Think about it.  If you watch CNN all day and see extreme Muslims in the Middle East declaring war on America because they see us as immoral, and then you read the paper the next day to find the exact same words spoken by evangelical leaders against the culture here in America, you’d be pretty scared.  I’ve never heard of a homosexual group trying to take over the world, or for that matter the House or the Senate, but I can point you to about fifty evangelical organizations who are trying to do exactly that.
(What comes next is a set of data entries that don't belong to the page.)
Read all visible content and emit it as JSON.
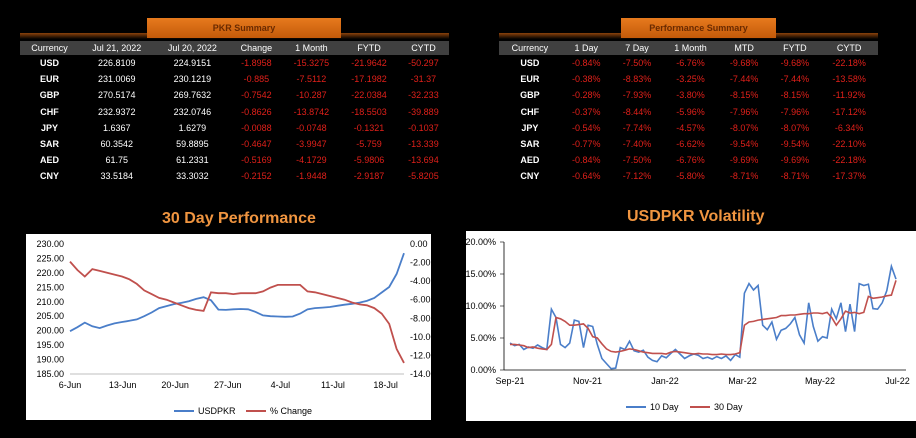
{
  "pkr_summary": {
    "title": "PKR Summary",
    "columns": [
      "Currency",
      "Jul 21, 2022",
      "Jul 20, 2022",
      "Change",
      "1 Month",
      "FYTD",
      "CYTD"
    ],
    "rows": [
      {
        "cur": "USD",
        "a": "226.8109",
        "b": "224.9151",
        "chg": "-1.8958",
        "m1": "-15.3275",
        "fytd": "-21.9642",
        "cytd": "-50.297"
      },
      {
        "cur": "EUR",
        "a": "231.0069",
        "b": "230.1219",
        "chg": "-0.885",
        "m1": "-7.5112",
        "fytd": "-17.1982",
        "cytd": "-31.37"
      },
      {
        "cur": "GBP",
        "a": "270.5174",
        "b": "269.7632",
        "chg": "-0.7542",
        "m1": "-10.287",
        "fytd": "-22.0384",
        "cytd": "-32.233"
      },
      {
        "cur": "CHF",
        "a": "232.9372",
        "b": "232.0746",
        "chg": "-0.8626",
        "m1": "-13.8742",
        "fytd": "-18.5503",
        "cytd": "-39.889"
      },
      {
        "cur": "JPY",
        "a": "1.6367",
        "b": "1.6279",
        "chg": "-0.0088",
        "m1": "-0.0748",
        "fytd": "-0.1321",
        "cytd": "-0.1037"
      },
      {
        "cur": "SAR",
        "a": "60.3542",
        "b": "59.8895",
        "chg": "-0.4647",
        "m1": "-3.9947",
        "fytd": "-5.759",
        "cytd": "-13.339"
      },
      {
        "cur": "AED",
        "a": "61.75",
        "b": "61.2331",
        "chg": "-0.5169",
        "m1": "-4.1729",
        "fytd": "-5.9806",
        "cytd": "-13.694"
      },
      {
        "cur": "CNY",
        "a": "33.5184",
        "b": "33.3032",
        "chg": "-0.2152",
        "m1": "-1.9448",
        "fytd": "-2.9187",
        "cytd": "-5.8205"
      }
    ]
  },
  "performance_summary": {
    "title": "Performance Summary",
    "columns": [
      "Currency",
      "1 Day",
      "7 Day",
      "1 Month",
      "MTD",
      "FYTD",
      "CYTD"
    ],
    "rows": [
      {
        "cur": "USD",
        "d1": "-0.84%",
        "d7": "-7.50%",
        "m1": "-6.76%",
        "mtd": "-9.68%",
        "fytd": "-9.68%",
        "cytd": "-22.18%"
      },
      {
        "cur": "EUR",
        "d1": "-0.38%",
        "d7": "-8.83%",
        "m1": "-3.25%",
        "mtd": "-7.44%",
        "fytd": "-7.44%",
        "cytd": "-13.58%"
      },
      {
        "cur": "GBP",
        "d1": "-0.28%",
        "d7": "-7.93%",
        "m1": "-3.80%",
        "mtd": "-8.15%",
        "fytd": "-8.15%",
        "cytd": "-11.92%"
      },
      {
        "cur": "CHF",
        "d1": "-0.37%",
        "d7": "-8.44%",
        "m1": "-5.96%",
        "mtd": "-7.96%",
        "fytd": "-7.96%",
        "cytd": "-17.12%"
      },
      {
        "cur": "JPY",
        "d1": "-0.54%",
        "d7": "-7.74%",
        "m1": "-4.57%",
        "mtd": "-8.07%",
        "fytd": "-8.07%",
        "cytd": "-6.34%"
      },
      {
        "cur": "SAR",
        "d1": "-0.77%",
        "d7": "-7.40%",
        "m1": "-6.62%",
        "mtd": "-9.54%",
        "fytd": "-9.54%",
        "cytd": "-22.10%"
      },
      {
        "cur": "AED",
        "d1": "-0.84%",
        "d7": "-7.50%",
        "m1": "-6.76%",
        "mtd": "-9.69%",
        "fytd": "-9.69%",
        "cytd": "-22.18%"
      },
      {
        "cur": "CNY",
        "d1": "-0.64%",
        "d7": "-7.12%",
        "m1": "-5.80%",
        "mtd": "-8.71%",
        "fytd": "-8.71%",
        "cytd": "-17.37%"
      }
    ]
  },
  "colors": {
    "header_orange": "#e77a1e",
    "title_orange": "#f09540",
    "negative_red": "#e0201a",
    "series_blue": "#4a7ec9",
    "series_red": "#c0504d"
  },
  "chart_data": [
    {
      "type": "line",
      "title": "30 Day Performance",
      "x_ticks": [
        "6-Jun",
        "13-Jun",
        "20-Jun",
        "27-Jun",
        "4-Jul",
        "11-Jul",
        "18-Jul"
      ],
      "y_left_ticks": [
        "230.00",
        "225.00",
        "220.00",
        "215.00",
        "210.00",
        "205.00",
        "200.00",
        "195.00",
        "190.00",
        "185.00"
      ],
      "y_right_ticks": [
        "0.00",
        "-2.00",
        "-4.00",
        "-6.00",
        "-8.00",
        "-10.00",
        "-12.00",
        "-14.00"
      ],
      "ylim_left": [
        185,
        230
      ],
      "ylim_right": [
        -14,
        0
      ],
      "legend_position": "bottom",
      "x": [
        0,
        1,
        2,
        3,
        4,
        5,
        6,
        7,
        8,
        9,
        10,
        11,
        12,
        13,
        14,
        15,
        16,
        17,
        18,
        19,
        20,
        21,
        22,
        23,
        24,
        25,
        26,
        27,
        28,
        29,
        30,
        31,
        32,
        33,
        34,
        35,
        36,
        37,
        38,
        39,
        40,
        41,
        42,
        43,
        44,
        45
      ],
      "series": [
        {
          "name": "USDPKR",
          "axis": "left",
          "color": "#4a7ec9",
          "values": [
            199.8,
            201.2,
            202.8,
            201.5,
            200.9,
            201.8,
            202.5,
            203.0,
            203.4,
            203.9,
            205.0,
            206.3,
            207.8,
            208.5,
            209.2,
            209.6,
            210.2,
            211.0,
            211.6,
            210.5,
            207.3,
            207.2,
            207.4,
            207.5,
            207.4,
            206.5,
            205.3,
            205.0,
            204.9,
            204.8,
            204.9,
            205.9,
            207.4,
            207.8,
            208.0,
            208.2,
            208.6,
            209.0,
            209.3,
            209.7,
            210.3,
            211.3,
            213.2,
            215.1,
            219.6,
            226.8
          ]
        },
        {
          "name": "% Change",
          "axis": "right",
          "color": "#c0504d",
          "values": [
            -1.9,
            -2.8,
            -3.5,
            -2.7,
            -2.9,
            -3.1,
            -3.3,
            -3.5,
            -3.8,
            -4.3,
            -5.0,
            -5.4,
            -5.8,
            -6.0,
            -6.3,
            -6.6,
            -6.9,
            -7.1,
            -7.2,
            -5.2,
            -5.3,
            -5.3,
            -5.4,
            -5.3,
            -5.3,
            -5.3,
            -5.1,
            -4.7,
            -4.4,
            -4.4,
            -4.4,
            -4.4,
            -5.1,
            -5.2,
            -5.4,
            -5.6,
            -5.8,
            -6.0,
            -6.3,
            -6.5,
            -6.6,
            -6.9,
            -7.5,
            -8.6,
            -11.3,
            -12.8
          ]
        }
      ]
    },
    {
      "type": "line",
      "title": "USDPKR Volatility",
      "x_ticks": [
        "Sep-21",
        "Nov-21",
        "Jan-22",
        "Mar-22",
        "May-22",
        "Jul-22"
      ],
      "y_ticks": [
        "20.00%",
        "15.00%",
        "10.00%",
        "5.00%",
        "0.00%"
      ],
      "ylim": [
        0,
        20
      ],
      "legend_position": "bottom",
      "series": [
        {
          "name": "10 Day",
          "color": "#4a7ec9",
          "values": [
            4.2,
            3.8,
            4.0,
            3.2,
            3.6,
            3.4,
            3.9,
            3.5,
            3.2,
            9.5,
            8.2,
            4.0,
            3.5,
            4.2,
            7.8,
            7.6,
            3.5,
            7.0,
            6.8,
            4.0,
            1.8,
            1.0,
            0.2,
            0.3,
            3.5,
            3.2,
            4.5,
            3.0,
            2.8,
            3.1,
            2.0,
            1.5,
            1.3,
            2.2,
            1.9,
            2.6,
            3.2,
            2.5,
            1.8,
            2.2,
            2.5,
            2.3,
            1.8,
            2.0,
            1.7,
            2.1,
            1.8,
            2.2,
            1.5,
            2.4,
            2.0,
            12.0,
            13.5,
            12.5,
            13.2,
            7.0,
            6.3,
            7.5,
            4.8,
            6.2,
            6.5,
            7.2,
            8.2,
            5.5,
            4.2,
            10.5,
            6.8,
            4.5,
            5.2,
            5.0,
            9.5,
            8.0,
            10.5,
            6.0,
            10.3,
            6.0,
            13.5,
            13.2,
            13.4,
            9.6,
            9.5,
            10.5,
            12.4,
            16.2,
            14.2
          ]
        },
        {
          "name": "30 Day",
          "color": "#c0504d",
          "values": [
            4.0,
            4.0,
            3.9,
            3.8,
            3.5,
            3.6,
            3.4,
            3.3,
            3.2,
            4.0,
            8.2,
            8.0,
            7.6,
            7.0,
            7.0,
            7.1,
            7.2,
            6.5,
            5.2,
            5.0,
            4.1,
            3.3,
            2.9,
            2.8,
            2.9,
            3.1,
            3.3,
            3.2,
            3.0,
            2.8,
            2.7,
            2.6,
            2.6,
            2.6,
            2.5,
            2.8,
            2.9,
            2.8,
            2.7,
            2.6,
            2.5,
            2.6,
            2.5,
            2.5,
            2.4,
            2.4,
            2.5,
            2.4,
            2.4,
            2.5,
            2.7,
            7.0,
            7.5,
            7.6,
            7.8,
            7.9,
            8.0,
            8.1,
            8.2,
            8.5,
            8.5,
            8.6,
            8.6,
            8.7,
            8.8,
            8.8,
            8.9,
            8.9,
            8.8,
            9.0,
            8.2,
            7.0,
            8.0,
            9.2,
            8.9,
            9.0,
            8.8,
            9.0,
            11.5,
            11.2,
            11.3,
            11.4,
            11.6,
            11.7,
            14.0
          ]
        }
      ]
    }
  ]
}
          I continued, “As a Christian, I believe Jesus wants to reach out to people who are lost and, yes, immoral – immoral just like you and I are immoral; and declaring war against them and stirring up your listeners to the point of anger is only hurting what Jesus is trying to do.  This isn’t rocket science.  If you declare war on somebody, you have to either handcuff them or kill them.  But if you want them to be forgiven by Christ, you have to love them.  So go ahead and declare war in the name of a conservative agenda, but don’t do it in the name of God.  That’s what militant Muslims are doing in the Middle East, and we don’t want that here.”

          A moral message, a message of us versus them, overflowing in war rhetoric, is not the sort of communication that came out of the mouth of Jesus.  Some Christians, when considering immorality in culture, consider two issues:  abortion and gay marriage.  Moral ideas presented in the New Testament, and even from the mouth of Christ, however, involve loving our neighbors, being one in the bond of peace, loving our enemies, taking care of our own business before we judge somebody else, forgiving debts even as we have been forgiven, speaking in truth and love else we sound like clanging cymbals (turn on Fox News to hear what clanging cymbals sound like).

          Morality, in the context of a relationship with Jesus, becomes the voice of reason and calm in a loud argument, the voice of life in a world of walking dead, the voice of Christ in a sea of self-hatred.